I tried using this post to look for the last modified file then awk for the folder it's contained in: Get last modified object from S3 using AWS CLI
But this isn't ideal for over 1000 folders and by documentation, should be failing. I have 2000+ folder objects I need to search through. My desired folder will always begin with an D and be followed by a set of incrementing numbers. Ex: D1200
The results from the answer led me to creating this call which works:
aws s3 ls main.test.staging/General_Testing/Results/ --recursive | sort | tail -n 1 | awk '{print $4}'
but it takes over 40 secs to search through thousands of files and I then need to regex parse the output to find the folder object and not the last file modified within it. Also, if I try to do this to find my desired folder (which is the object right after the Results
object):
aws ls s3 main.test.staging/General_Testing/Results/ | sort | tail -1
Then my output will be D998
because the sort function will order folder names like this:
D119
D12
D13
Because technically D12
is greater than D119
because it has a 2
in the 2nd position.

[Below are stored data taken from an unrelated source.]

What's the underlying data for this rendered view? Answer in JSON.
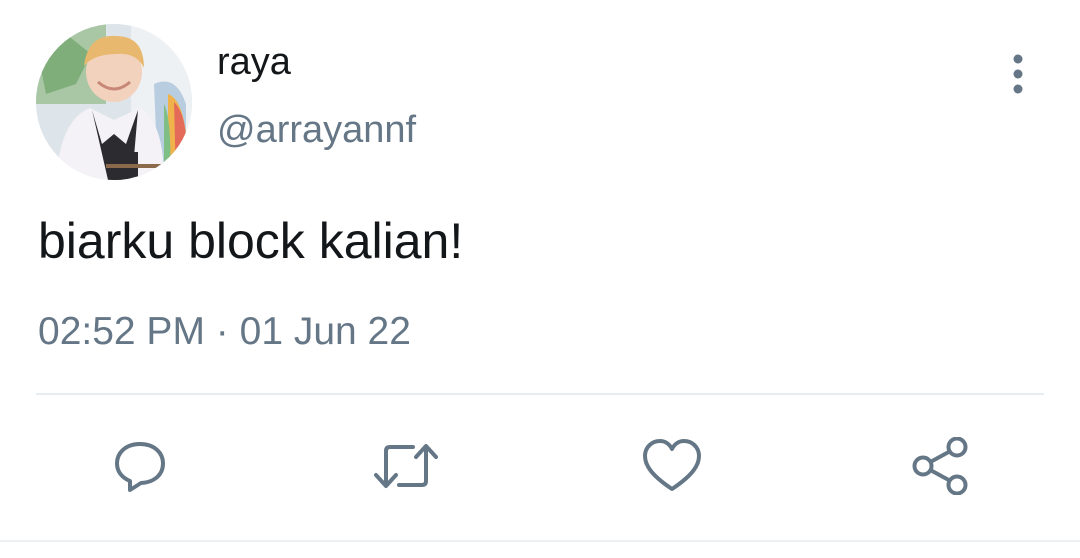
{
  "user": {
    "display_name": "raya",
    "handle": "@arrayannf",
    "avatar_icon": "profile-photo"
  },
  "tweet": {
    "text": "biarku block kalian!",
    "time": "02:52 PM",
    "separator": "·",
    "date": "01 Jun 22"
  },
  "actions": [
    {
      "name": "reply",
      "icon": "speech-bubble-icon"
    },
    {
      "name": "retweet",
      "icon": "retweet-icon"
    },
    {
      "name": "like",
      "icon": "heart-icon"
    },
    {
      "name": "share",
      "icon": "share-icon"
    }
  ],
  "colors": {
    "primary_text": "#14171a",
    "secondary_text": "#657786",
    "icon": "#657786",
    "divider": "#e6ecf0"
  }
}
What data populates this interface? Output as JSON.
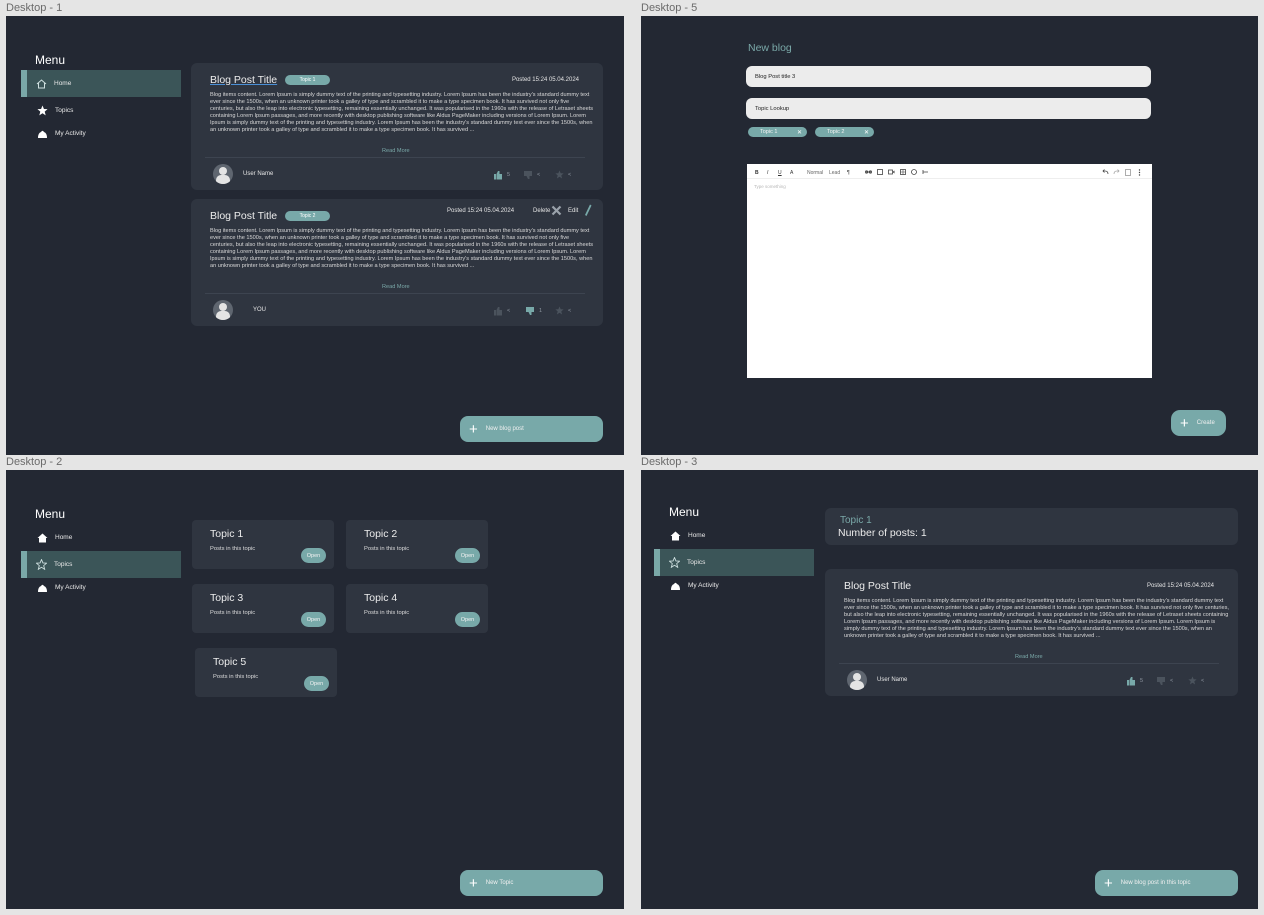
{
  "frames": {
    "d1": "Desktop - 1",
    "d5": "Desktop - 5",
    "d2": "Desktop - 2",
    "d3": "Desktop - 3"
  },
  "menu": {
    "title": "Menu",
    "home": "Home",
    "topics": "Topics",
    "activity": "My Activity"
  },
  "post_text": "Blog items content. Lorem Ipsum is simply dummy text of the printing and typesetting industry. Lorem Ipsum has been the industry's standard dummy text ever since the 1500s, when an unknown printer took a galley of type and scrambled it to make a type specimen book. It has survived not only five centuries, but also the leap into electronic typesetting, remaining essentially unchanged. It was popularised in the 1960s with the release of Letraset sheets containing Lorem Ipsum passages, and more recently with desktop publishing software like Aldus PageMaker including versions of Lorem Ipsum. Lorem Ipsum is simply dummy text of the printing and typesetting industry. Lorem Ipsum has been the industry's standard dummy text ever since the 1500s, when an unknown printer took a galley of type and scrambled it to make a type specimen book. It has survived ...",
  "read_more": "Read More",
  "d1": {
    "post1": {
      "title": "Blog Post Title",
      "topic": "Topic 1",
      "posted": "Posted 15:24 05.04.2024",
      "user": "User Name",
      "likes": "5",
      "dislikes": "",
      "stars": ""
    },
    "post2": {
      "title": "Blog Post Title",
      "topic": "Topic 2",
      "posted": "Posted 15:24 05.04.2024",
      "delete": "Delete",
      "edit": "Edit",
      "user": "YOU",
      "likes": "",
      "dislikes": "1",
      "stars": ""
    },
    "fab": "New blog post"
  },
  "d5": {
    "heading": "New blog",
    "title_value": "Blog Post title 3",
    "topic_placeholder": "Topic Lookup",
    "chips": [
      "Topic 1",
      "Topic 2"
    ],
    "toolbar": {
      "bold": "B",
      "italic": "I",
      "underline": "U",
      "font_size": "A",
      "format": "Normal",
      "lead": "Lead",
      "heading": "¶"
    },
    "editor_placeholder": "Type something",
    "create": "Create"
  },
  "d2": {
    "topics": [
      {
        "name": "Topic 1",
        "sub": "Posts in this topic",
        "open": "Open"
      },
      {
        "name": "Topic 2",
        "sub": "Posts in this topic",
        "open": "Open"
      },
      {
        "name": "Topic 3",
        "sub": "Posts in this topic",
        "open": "Open"
      },
      {
        "name": "Topic 4",
        "sub": "Posts in this topic",
        "open": "Open"
      },
      {
        "name": "Topic 5",
        "sub": "Posts in this topic",
        "open": "Open"
      }
    ],
    "fab": "New Topic"
  },
  "d3": {
    "topic_name": "Topic 1",
    "post_count": "Number of posts: 1",
    "post": {
      "title": "Blog Post Title",
      "posted": "Posted 15:24 05.04.2024",
      "user": "User Name",
      "likes": "5",
      "dislikes": "",
      "stars": ""
    },
    "fab": "New blog post in this topic"
  },
  "colors": {
    "frame_bg": "#232833",
    "card_bg": "#2f3540",
    "accent": "#78a9a9",
    "active_nav": "#3b5558"
  }
}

Following this strange logic, there's no way I can use that call to reliable retrieve the highest numbered folder and therefore the last one created. Something to note is that folder objects that contain files do not have a Last Modified
tag that one can use to query.
To be clear of my question: What call can I use to look through a large amount of S3 objects to find the largest numbered folder object? Preferably the answer is fast, can work with 1000+ objects, and won't require a regex breakdown.